Pani F. will erzählen und kann es auch. Gleich beim ersten Besuch erzählt sie mir von ihrer Kindheit. Eigentlich stammt sie aus einer jüdischen Familie aus dem Umland Warschaus. Ihre gesamte Familie ist nach der Umsetzung des Hitler-Stalin Pakts nach Sibirien deportiert worden. So entkommen sie zwar den Nazis, sie ist aber die Einzige der Familie, die Sibirien überlebt. Sie spricht von der Kälte und dem Verloren-Sein. Nach dem Krieg kommt sie zurück nach Polen, nach Krakau, wo sie bis heute lebt.

Im Laufe der Zeit werden ihre Erzählungen spezifischer. Oft erzählt sie vom NKWD, das sie damals abtransportierte. Ich bin oft wütend auf mich, weil ich Probleme habe, ihr wegen meiner manchmal nicht ausreichenden Polnisch-Kenntnisse, zu folgen. Auch sie macht das sauer, denn sie will verstanden werden und ist neugierig. Kurz ist sie enttäuscht von mir und schüttelt als Zeichen der Resignation den grauen Panikopf hin und her. Sie verzeiht mir aber schnell und sagt mir die Zahlen auf Deutsch auf, singt ein Lied auf Jiddisch und fragt mich, ob ich ihr nicht Jiddisch beibringen könnte, weil es ja so viele ans Deutsche angelehnte Wörter gibt. Wie sie mit meiner Sprachlosigkeit umgeht, hängt immer stark von ihrer Laune ab. Einmal sagt sie „nie mam humoru dzisiaj“ (ich habe heute keinen Humor). Ich umarme sie und entschuldige mich und sie küsst mich auf die Backe, während sie „Kochana, Kochana“ („meine Liebe“) vor sich hinmurmelt. Manchmal verstehe ich nur „Hitler“ und „Stalin“, wenn sie vom Krieg erzählt. An einem dieser Tage unterbrechen Tränen ihre Erzählung. Während sie weint, ärgere ich mich so sehr über mich selbst. Ich kann sie nicht adäquat mit Worten trösten. Wir sitzen uns so gegenüber. Ich versuche es mit Körpersprache. Im Hintergrund dröhnen Queen und David Bowie aus dem Antennenradio, welches immer läuft. Eine Angewohnheit, die meine Oma Bärbel auch pflegte. Das Rasseln von „Under Pressure“ vermischt sich mit unserem Schweigen. Pani F`s Gesicht hellt sich auf. Ich wippe ein wenig unbeholfen mit den Füßen. Sie fragt mich, ob wir tanzen wollen. Sie hat das früher so gemocht. Ich nehme Pani F., dieses 1, 40 m große, robust zerbrechliche Leben an den faltigen Händen und der winzige Raum wirkt groß. Vielleicht, weil das Leben ihn ausfüllt oder weil David Bowie mit Kopfstimme fragt, ob wir der Liebe noch eine Chance geben können.

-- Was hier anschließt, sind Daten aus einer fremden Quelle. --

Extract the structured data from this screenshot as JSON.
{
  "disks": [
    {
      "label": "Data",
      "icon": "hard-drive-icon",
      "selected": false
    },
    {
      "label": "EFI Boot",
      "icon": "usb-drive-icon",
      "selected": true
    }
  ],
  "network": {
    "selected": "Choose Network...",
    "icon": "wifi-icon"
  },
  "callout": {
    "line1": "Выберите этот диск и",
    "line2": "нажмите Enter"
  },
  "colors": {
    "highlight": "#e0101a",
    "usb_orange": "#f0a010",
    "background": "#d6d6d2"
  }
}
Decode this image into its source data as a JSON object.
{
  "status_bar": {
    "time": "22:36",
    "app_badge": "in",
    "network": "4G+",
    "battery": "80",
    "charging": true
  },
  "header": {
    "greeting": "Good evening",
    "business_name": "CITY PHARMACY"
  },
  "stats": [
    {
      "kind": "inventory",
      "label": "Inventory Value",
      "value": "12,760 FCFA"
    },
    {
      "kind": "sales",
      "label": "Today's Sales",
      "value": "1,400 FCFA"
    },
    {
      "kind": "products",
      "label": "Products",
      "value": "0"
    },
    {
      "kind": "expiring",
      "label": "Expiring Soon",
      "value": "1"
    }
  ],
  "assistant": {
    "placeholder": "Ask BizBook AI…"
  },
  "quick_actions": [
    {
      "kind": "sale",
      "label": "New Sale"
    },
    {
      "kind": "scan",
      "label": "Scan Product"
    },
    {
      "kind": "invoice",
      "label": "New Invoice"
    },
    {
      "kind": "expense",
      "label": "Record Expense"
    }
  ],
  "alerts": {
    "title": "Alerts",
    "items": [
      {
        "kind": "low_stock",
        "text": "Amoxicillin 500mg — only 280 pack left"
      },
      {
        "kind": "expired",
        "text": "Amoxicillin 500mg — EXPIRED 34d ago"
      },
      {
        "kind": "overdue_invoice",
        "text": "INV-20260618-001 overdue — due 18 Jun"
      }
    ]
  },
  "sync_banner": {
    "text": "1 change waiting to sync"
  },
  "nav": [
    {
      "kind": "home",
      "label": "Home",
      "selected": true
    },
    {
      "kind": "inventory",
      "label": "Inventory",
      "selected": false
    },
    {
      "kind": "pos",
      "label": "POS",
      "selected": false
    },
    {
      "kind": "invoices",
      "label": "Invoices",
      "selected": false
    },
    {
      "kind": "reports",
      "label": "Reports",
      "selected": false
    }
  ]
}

Ich ziehe Pani F’s dunkle Augenbrauen nach und die zwergigen Stiefel über ihre dicken kleinen Füße. Sie präsentiert mir lächelnd eine Kette mit einer bunten Strasssteineule. Bei mir eingehakt, helfe ich ihr zum Taxi, das sie wiederum nach Kazimierz zum Jüdischen Seniorentreff im Jewish Community Center bringt. Dort geht sie jeden Tag hin, außer am Wochenende. Bevor sie die Tür schließt, fragt sie noch einmal versichernd nach, ob ich nächsten Dienstag wieder um 10 Uhr da sein werde.

Martha hat sich in Krakau (Polen) im Galicia Jewish Museum und für das Maximilian-Kolbe-Werk in der Arbeit mit Überlebenden der Konzentrationslager und Ghettos engagiert.